Time-to-First-Dashboard
Honest reality:
- Metabase: 10 minutes from container start to a first usable dashboard. Non-SQL users can drag-and-drop. Question Builder is excellent.
- Superset: 30-60 minutes if you know what you're doing. The semantic layer (datasets, metrics) takes setup before non-technical users can self-serve. SQL Lab lets analysts move fast.
- Redash: 15 minutes for SQL-comfortable users. Non-SQL users will struggle.
If your audience is the marketing team, choose Metabase. If your audience is the data team building a curated layer for the marketing team, choose Superset.
Cost on Elestio
All three deploy on Elestio with one-click. Realistic VM sizing:
- Light (under 20 dashboards, single team): SMALL plan ~$10-15/month for any of the three
- Medium (50 dashboards, 50 users): MEDIUM plan ~$25-30/month
- Heavy (Superset specifically, with Celery + Redis): LARGE plan ~$55/month, plus Redis add-on
No per-user fees. No "$30/seat/month for read-only viewers" tax. That is the whole point of self-hosting BI.
The Verdict
- Pick Metabase if non-technical teammates will build their own questions and you do not need exotic chart types. The Question Builder is genuinely better than Superset's for casual users.

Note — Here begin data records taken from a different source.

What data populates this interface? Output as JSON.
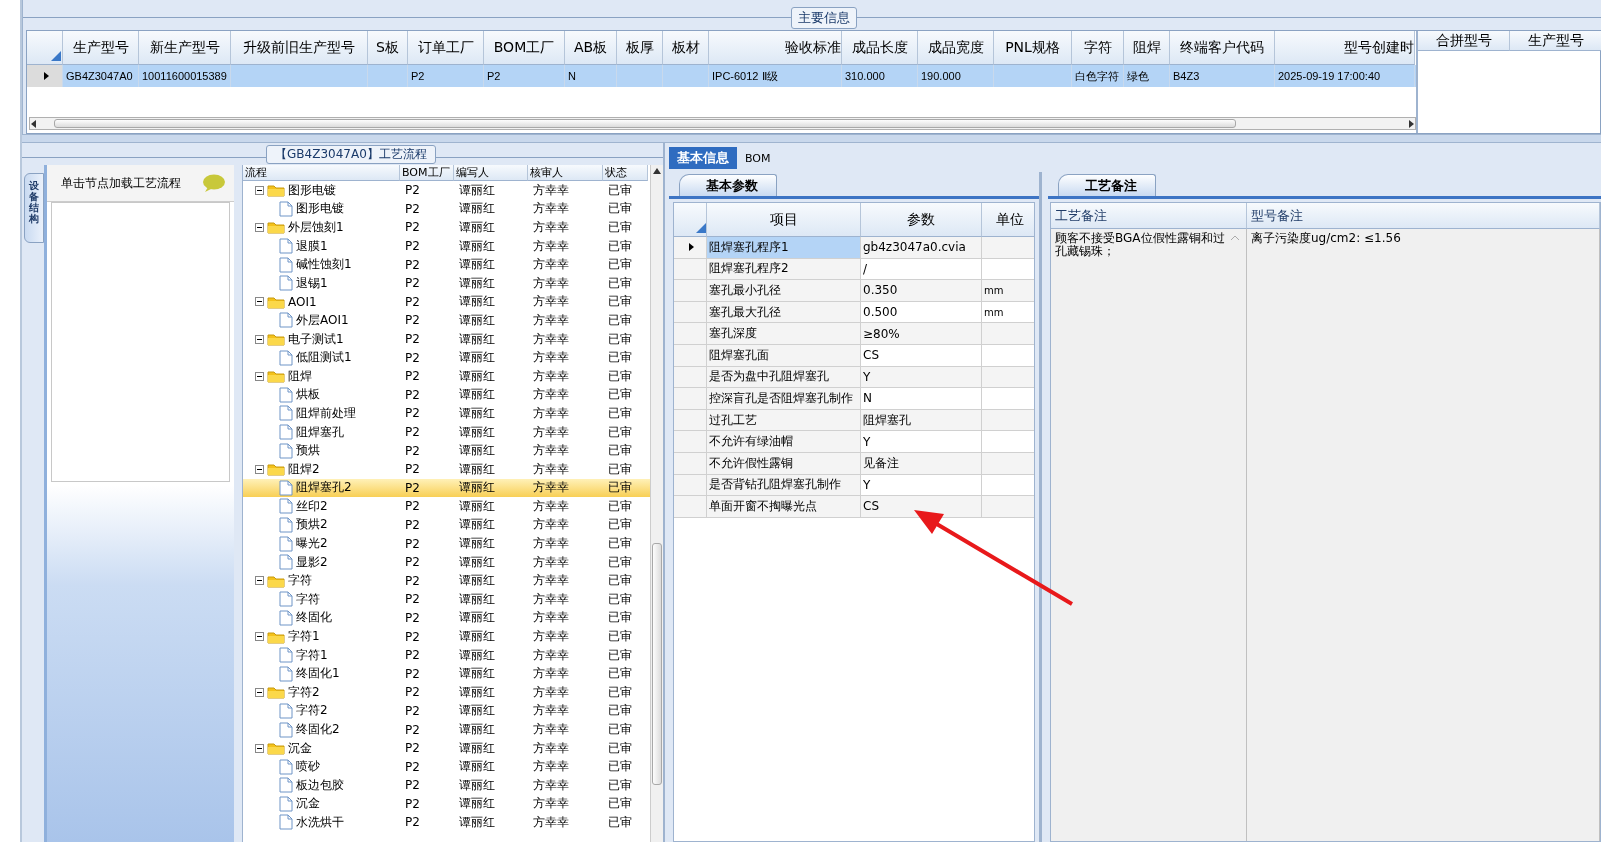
{
  "main_info": {
    "title": "主要信息",
    "columns": [
      "生产型号",
      "新生产型号",
      "升级前旧生产型号",
      "S板",
      "订单工厂",
      "BOM工厂",
      "AB板",
      "板厚",
      "板材",
      "验收标准",
      "成品长度",
      "成品宽度",
      "PNL规格",
      "字符",
      "阻焊",
      "终端客户代码",
      "型号创建时"
    ],
    "rows": [
      {
        "selected": true,
        "cells": [
          "GB4Z3047A0",
          "10011600015389",
          null,
          null,
          "P2",
          "P2",
          "N",
          null,
          null,
          "IPC-6012 Ⅱ级",
          "310.000",
          "190.000",
          null,
          "白色字符",
          "绿色",
          "B4Z3",
          "2025-09-19 17:00:40"
        ]
      }
    ],
    "side_columns": [
      "合拼型号",
      "生产型号"
    ]
  },
  "flow": {
    "title": "【GB4Z3047A0】工艺流程",
    "side_tab": "设备结构",
    "hint": "单击节点加载工艺流程",
    "columns": [
      "流程",
      "BOM工厂",
      "编写人",
      "核审人",
      "状态"
    ],
    "tree": [
      {
        "name": "图形电镀",
        "selected": false,
        "expanded": true,
        "cells": [
          "P2",
          "谭丽红",
          "方幸幸",
          "已审"
        ],
        "children": [
          {
            "name": "图形电镀",
            "selected": false,
            "cells": [
              "P2",
              "谭丽红",
              "方幸幸",
              "已审"
            ]
          }
        ]
      },
      {
        "name": "外层蚀刻1",
        "selected": false,
        "expanded": true,
        "cells": [
          "P2",
          "谭丽红",
          "方幸幸",
          "已审"
        ],
        "children": [
          {
            "name": "退膜1",
            "selected": false,
            "cells": [
              "P2",
              "谭丽红",
              "方幸幸",
              "已审"
            ]
          },
          {
            "name": "碱性蚀刻1",
            "selected": false,
            "cells": [
              "P2",
              "谭丽红",
              "方幸幸",
              "已审"
            ]
          },
          {
            "name": "退锡1",
            "selected": false,
            "cells": [
              "P2",
              "谭丽红",
              "方幸幸",
              "已审"
            ]
          }
        ]
      },
      {
        "name": "AOI1",
        "selected": false,
        "expanded": true,
        "cells": [
          "P2",
          "谭丽红",
          "方幸幸",
          "已审"
        ],
        "children": [
          {
            "name": "外层AOI1",
            "selected": false,
            "cells": [
              "P2",
              "谭丽红",
              "方幸幸",
              "已审"
            ]
          }
        ]
      },
      {
        "name": "电子测试1",
        "selected": false,
        "expanded": true,
        "cells": [
          "P2",
          "谭丽红",
          "方幸幸",
          "已审"
        ],
        "children": [
          {
            "name": "低阻测试1",
            "selected": false,
            "cells": [
              "P2",
              "谭丽红",
              "方幸幸",
              "已审"
            ]
          }
        ]
      },
      {
        "name": "阻焊",
        "selected": false,
        "expanded": true,
        "cells": [
          "P2",
          "谭丽红",
          "方幸幸",
          "已审"
        ],
        "children": [
          {
            "name": "烘板",
            "selected": false,
            "cells": [
              "P2",
              "谭丽红",
              "方幸幸",
              "已审"
            ]
          },
          {
            "name": "阻焊前处理",
            "selected": false,
            "cells": [
              "P2",
              "谭丽红",
              "方幸幸",
              "已审"
            ]
          },
          {
            "name": "阻焊塞孔",
            "selected": false,
            "cells": [
              "P2",
              "谭丽红",
              "方幸幸",
              "已审"
            ]
          },
          {
            "name": "预烘",
            "selected": false,
            "cells": [
              "P2",
              "谭丽红",
              "方幸幸",
              "已审"
            ]
          }
        ]
      },
      {
        "name": "阻焊2",
        "selected": false,
        "expanded": true,
        "cells": [
          "P2",
          "谭丽红",
          "方幸幸",
          "已审"
        ],
        "children": [
          {
            "name": "阻焊塞孔2",
            "selected": true,
            "cells": [
              "P2",
              "谭丽红",
              "方幸幸",
              "已审"
            ]
          },
          {
            "name": "丝印2",
            "selected": false,
            "cells": [
              "P2",
              "谭丽红",
              "方幸幸",
              "已审"
            ]
          },
          {
            "name": "预烘2",
            "selected": false,
            "cells": [
              "P2",
              "谭丽红",
              "方幸幸",
              "已审"
            ]
          },
          {
            "name": "曝光2",
            "selected": false,
            "cells": [
              "P2",
              "谭丽红",
              "方幸幸",
              "已审"
            ]
          },
          {
            "name": "显影2",
            "selected": false,
            "cells": [
              "P2",
              "谭丽红",
              "方幸幸",
              "已审"
            ]
          }
        ]
      },
      {
        "name": "字符",
        "selected": false,
        "expanded": true,
        "cells": [
          "P2",
          "谭丽红",
          "方幸幸",
          "已审"
        ],
        "children": [
          {
            "name": "字符",
            "selected": false,
            "cells": [
              "P2",
              "谭丽红",
              "方幸幸",
              "已审"
            ]
          },
          {
            "name": "终固化",
            "selected": false,
            "cells": [
              "P2",
              "谭丽红",
              "方幸幸",
              "已审"
            ]
          }
        ]
      },
      {
        "name": "字符1",
        "selected": false,
        "expanded": true,
        "cells": [
          "P2",
          "谭丽红",
          "方幸幸",
          "已审"
        ],
        "children": [
          {
            "name": "字符1",
            "selected": false,
            "cells": [
              "P2",
              "谭丽红",
              "方幸幸",
              "已审"
            ]
          },
          {
            "name": "终固化1",
            "selected": false,
            "cells": [
              "P2",
              "谭丽红",
              "方幸幸",
              "已审"
            ]
          }
        ]
      },
      {
        "name": "字符2",
        "selected": false,
        "expanded": true,
        "cells": [
          "P2",
          "谭丽红",
          "方幸幸",
          "已审"
        ],
        "children": [
          {
            "name": "字符2",
            "selected": false,
            "cells": [
              "P2",
              "谭丽红",
              "方幸幸",
              "已审"
            ]
          },
          {
            "name": "终固化2",
            "selected": false,
            "cells": [
              "P2",
              "谭丽红",
              "方幸幸",
              "已审"
            ]
          }
        ]
      },
      {
        "name": "沉金",
        "selected": false,
        "expanded": true,
        "cells": [
          "P2",
          "谭丽红",
          "方幸幸",
          "已审"
        ],
        "children": [
          {
            "name": "喷砂",
            "selected": false,
            "cells": [
              "P2",
              "谭丽红",
              "方幸幸",
              "已审"
            ]
          },
          {
            "name": "板边包胶",
            "selected": false,
            "cells": [
              "P2",
              "谭丽红",
              "方幸幸",
              "已审"
            ]
          },
          {
            "name": "沉金",
            "selected": false,
            "cells": [
              "P2",
              "谭丽红",
              "方幸幸",
              "已审"
            ]
          },
          {
            "name": "水洗烘干",
            "selected": false,
            "cells": [
              "P2",
              "谭丽红",
              "方幸幸",
              "已审"
            ]
          }
        ]
      }
    ]
  },
  "info_tabs": [
    {
      "label": "基本信息",
      "selected": true
    },
    {
      "label": "BOM",
      "selected": false
    }
  ],
  "params": {
    "tab": "基本参数",
    "columns": [
      "项目",
      "参数",
      "单位"
    ],
    "rows": [
      {
        "item": "阻焊塞孔程序1",
        "value": "gb4z3047a0.cvia",
        "selected": true
      },
      {
        "item": "阻焊塞孔程序2",
        "value": "/",
        "selected": false
      },
      {
        "item": "塞孔最小孔径",
        "value": "0.350",
        "unit": "mm",
        "selected": false
      },
      {
        "item": "塞孔最大孔径",
        "value": "0.500",
        "unit": "mm",
        "selected": false
      },
      {
        "item": "塞孔深度",
        "value": "≥80%",
        "selected": false
      },
      {
        "item": "阻焊塞孔面",
        "value": "CS",
        "selected": false
      },
      {
        "item": "是否为盘中孔阻焊塞孔",
        "value": "Y",
        "selected": false
      },
      {
        "item": "控深盲孔是否阻焊塞孔制作",
        "value": "N",
        "selected": false
      },
      {
        "item": "过孔工艺",
        "value": "阻焊塞孔",
        "selected": false
      },
      {
        "item": "不允许有绿油帽",
        "value": "Y",
        "selected": false
      },
      {
        "item": "不允许假性露铜",
        "value": "见备注",
        "selected": false
      },
      {
        "item": "是否背钻孔阻焊塞孔制作",
        "value": "Y",
        "selected": false
      },
      {
        "item": "单面开窗不掏曝光点",
        "value": "CS",
        "selected": false
      }
    ]
  },
  "notes": {
    "tab": "工艺备注",
    "columns": [
      "工艺备注",
      "型号备注"
    ],
    "cells": [
      "顾客不接受BGA位假性露铜和过孔藏锡珠；",
      "离子污染度ug/cm2: ≤1.56"
    ]
  }
}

- Pick Superset if you have someone who can own the semantic layer, you need 30+ chart types, you want SAML/LDAP without a paid tier, or you plan to scale to hundreds of dashboards.
- Pick Redash only if you already run it and migration cost is real. For a new deployment, both alternatives are better-maintained and have stronger 2026 roadmaps.
The honest read: Superset and Metabase are converging on capability. Metabase is closing the gap on visualizations and governance, Superset is improving its onboarding. Within two years, the choice will be more about taste than feature parity.
For 2026, deploy Apache Superset on Elestio if you want power, Metabase if you want speed.